Originally Posted by bolerfan
This thread is about Andersen Hitches not Pro Hitches which seem to be flawless. But for those of us who have the Andersen we need to be aware of what is happening with our hitches as we rack up the mileage in towing. The cone seems to have been addressed by Andersen in changing the material to a more dense urethane. Having said that they need to clear up the problem of seating the cone ( I posted about the need to polish the inside of the hitch to a super high gloss). The chain wear is also a concern. I also mailed the pics to Andersen who said they would replace the chains on warranty once it was felt that failure due to wear would be imminent. For me personally this is not yet the case and I am not aware of anyone writing to say the chain has actually worn through. Another post mentions the wear on the ball. It says the Atwood that Escape uses is not on the Andersen caution list. Yet the post discusses excessive wear and something about drilling out a pin. Not sure what that is really involved here ....but this is in essence what this this thread is about.... giving Andersen users the experiences of other Andersen users. I want to learn what problems have been experienced and what solutions undertaken. And that ball wear issue is something that would definitely have the potential to be a safety issue. This hitch is different, and there are some design issues no doubt....with the sharing of information by Andersen users we can make our decisions for fixes from an informed position.
My experience with using the Anderson hitched for 21,000 miles.
I started towing without using any lubrication on the ball or coupler. Within 500 miles after picking up our Escape, I was hearing increasing amounts of “groans and squeaks” from the hitch. I contacted Anderson several times about the hitch noise and ball wear I was seeing to get their input. Anderson’s final response was “Some ball wear is expected from the coupler and clasp and some white lithium grease on the inside of your coupler especially the moving parts is recommended.”
From that point on, I’ve applied a light coat of white lithium grease to the back and top of the ball most every time I hitched up and occasionally to the moving parts of the coupler. I still had occasional noise but it was significantly less than what I had heard prior to applying the lubricant.
After 11,800 miles, the red liner had extruded quite a bit. I sent Anderson a photo and promptly received a new black liner. When I removed the old liner, I noticed quite a bit of delamination of the liner surface and pieces of it were adhered to the pin socket.
I did not reinstall the snap ring after installing the new liner as I don’t tow anything other than our trailer and the pin is secured by the swivel plate when the hitch is in use. As a point of reference though, after hookup, the trailer has routinely been jacked up without the snap ring in place to make it easier to install the hitch plate to the bottom of the pin. Even though there is nothing securing the pin other than the friction fit, the pin has never come loose from the ball housing while doing so.
After the liner change, I continued to have occasional, minor hitch noise similar to what I’ve always had.

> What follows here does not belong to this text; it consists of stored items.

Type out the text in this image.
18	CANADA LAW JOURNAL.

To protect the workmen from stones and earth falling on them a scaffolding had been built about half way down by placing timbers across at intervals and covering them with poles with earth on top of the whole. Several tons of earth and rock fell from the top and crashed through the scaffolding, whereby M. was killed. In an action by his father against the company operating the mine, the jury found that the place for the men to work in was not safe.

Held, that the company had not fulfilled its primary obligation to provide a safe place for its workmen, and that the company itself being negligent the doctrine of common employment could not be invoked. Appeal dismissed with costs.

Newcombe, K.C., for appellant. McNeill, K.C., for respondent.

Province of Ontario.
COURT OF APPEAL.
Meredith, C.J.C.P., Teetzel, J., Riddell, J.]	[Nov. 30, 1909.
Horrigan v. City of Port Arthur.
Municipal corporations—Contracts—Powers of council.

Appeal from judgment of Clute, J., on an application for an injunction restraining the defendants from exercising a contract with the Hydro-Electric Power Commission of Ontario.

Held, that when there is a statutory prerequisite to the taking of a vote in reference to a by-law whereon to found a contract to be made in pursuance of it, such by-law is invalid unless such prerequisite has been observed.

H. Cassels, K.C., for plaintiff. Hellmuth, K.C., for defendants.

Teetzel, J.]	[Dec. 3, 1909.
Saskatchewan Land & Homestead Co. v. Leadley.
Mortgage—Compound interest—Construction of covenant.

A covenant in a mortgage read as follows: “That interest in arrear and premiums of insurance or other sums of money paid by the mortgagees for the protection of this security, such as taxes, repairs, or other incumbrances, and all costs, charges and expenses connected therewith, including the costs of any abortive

However, last fall it fairly suddenly got to the point where the “groaning” was so loud when making tight turns (like backing into a site) I actually thought the hitch receiver was failing! At a campground in Tulelake, CA, I knocked out the pin and found small pieces of the friction liner adhered to the tapered pin.
I cleaned both surfaces, sprayed the parts with a light coat of dry silicone lubricant, and reassembled. When I put the pin back into the ball housing, I rotated it 180 degrees to create a new contact surface between the ball and coupler. When I made this change, there were 6,300 miles on the new liner and it had not extruded at all from its original position.
Absolute silence for the next 1,500 miles and I didn’t notice any degradation of the sway control function of the Anderson hitch. When the same groaning noise while making tight turns started to return after 1,500 miles, I repeated the process. The hitch has been silent for the 1,800 miles towed since.
Significant wear occurred on the hitch ball during the 500 miles I was towing without any lubrication being used. I’ve seen a smaller wear spot during the 3,300 miles towed since I rotated the pin. I believe the lack of lubrication was a big contributor to the initial ball wear.
I contacted Anderson to let them know what I had found with the liner degradation and to find out if using dry lubricant on the “friction” surfaces would be detrimental to the hitch performance. The response from Dave was, “Thank you for the detailed email and the pictures of what is going on with your hitch. We are finding this issue to be happening from time to time with our new cone and working on a long term solution. What you are doing right now is a great way of keeping it quiet and if you ever feel we owe you a new liner or even a complete ball housing with new liner and ball keep us posted as we have those items covered under the lifetime warranty.”
I’ve not had any problems with the urethane bushings and only see minor wear on the chain links where they contact the edge of the square tube. Recently I used a Demel tool to smooth out the minor sharp edges on the inside of the tube walls that had been caused by the chains rubbing against them. I didn’t consider the wear excessive for the 21,000 miles the hitch has been used.
By the way, I’ve heard quite a bit of groaning and popping from more conventional brands of WDH setups used by other campers as they’ve creaked by us in campgrounds; the occasional noise from the Anderson hitch isn’t unique to their product.